No,, because vector has random access. However, you do for other types (e.g. list, which is a doubly-linked list)
To unify all the collections (along with other types, like arrays). That way you can use algorithms like std::copy on any type that meets the requirements.
Regarding your second point, the idiomatic C++ way is not to loop at all, but to use algorithms (if feasible).
Manual looping for output:
for (std::vector<std::string>::iterator it = vec.begin(); it != end(); ++it)
{
std::cout << *it << "\n";
}
Algorithm:
std::copy(vec.begin(), vec.end(),
std::ostream_iterator<std::string>(std::cout, "\n"));
Manual looping for calling a member function:
for (std::vector<Drawable*>::iterator it = vec.begin(); it != end(); ++it)
{
(*it)->draw();
}
Algorithm:
std::for_each(vec.begin(), vec.end(), std::mem_fun(&Drawable::draw));
Hope that helps.
Workd because the [] operator is overloaded:
reference operator[](size_type n)
See http://www.sgi.com/tech/stl/Vector.html
Traversing any collection in STL using iterator is a de facto.
I think one advantage is if you replace vector by another collection, all of your code would continue to work.
That's the idea of vectors, they provide direct access to all items, much as regular arrays. Internally, vectors are represented as dynamically allocated, contiguous memory areas. The operator [] is defined to mimic semantics of the regular array.
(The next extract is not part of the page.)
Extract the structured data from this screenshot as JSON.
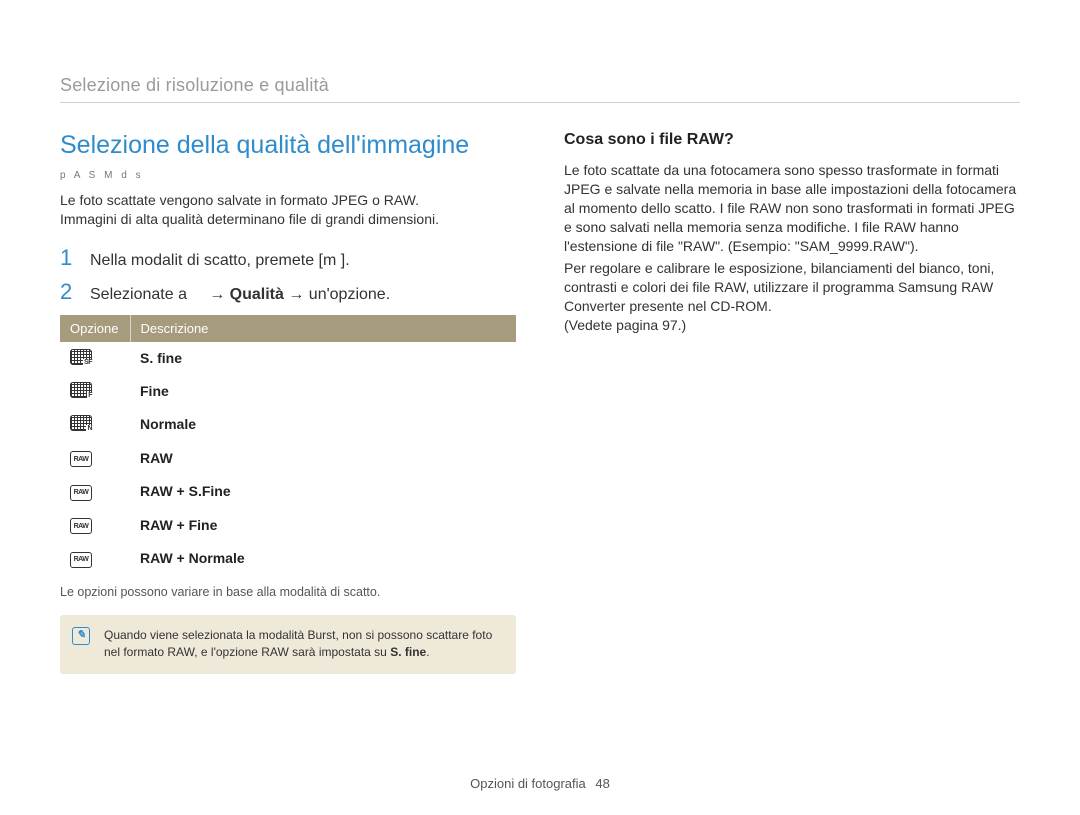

Having an iterator is not really required, you may as well use an index variable that goes from 0 to v_strMtVector.size()-1, as you would do with regular array:
for (int i = 0; i < v_strMtVector.size(); ++i) {
...
}
That said, using an iterator is considered to be a good style by many, because...
Using an iterator makes it easier to replace underlying container type, e.g. from std::vector<> to std::list<>. Iterators may also be used with STL algorithms, such as std::sort().
std::vector is a type of sequence that provides constant time random access. You can access a reference to any item by reference in constant time but you pay for it when inserting into and deleting from the vector as these can be very expensive operations. You do not need to use iterators when accessing the contents of the vector, but it does support them.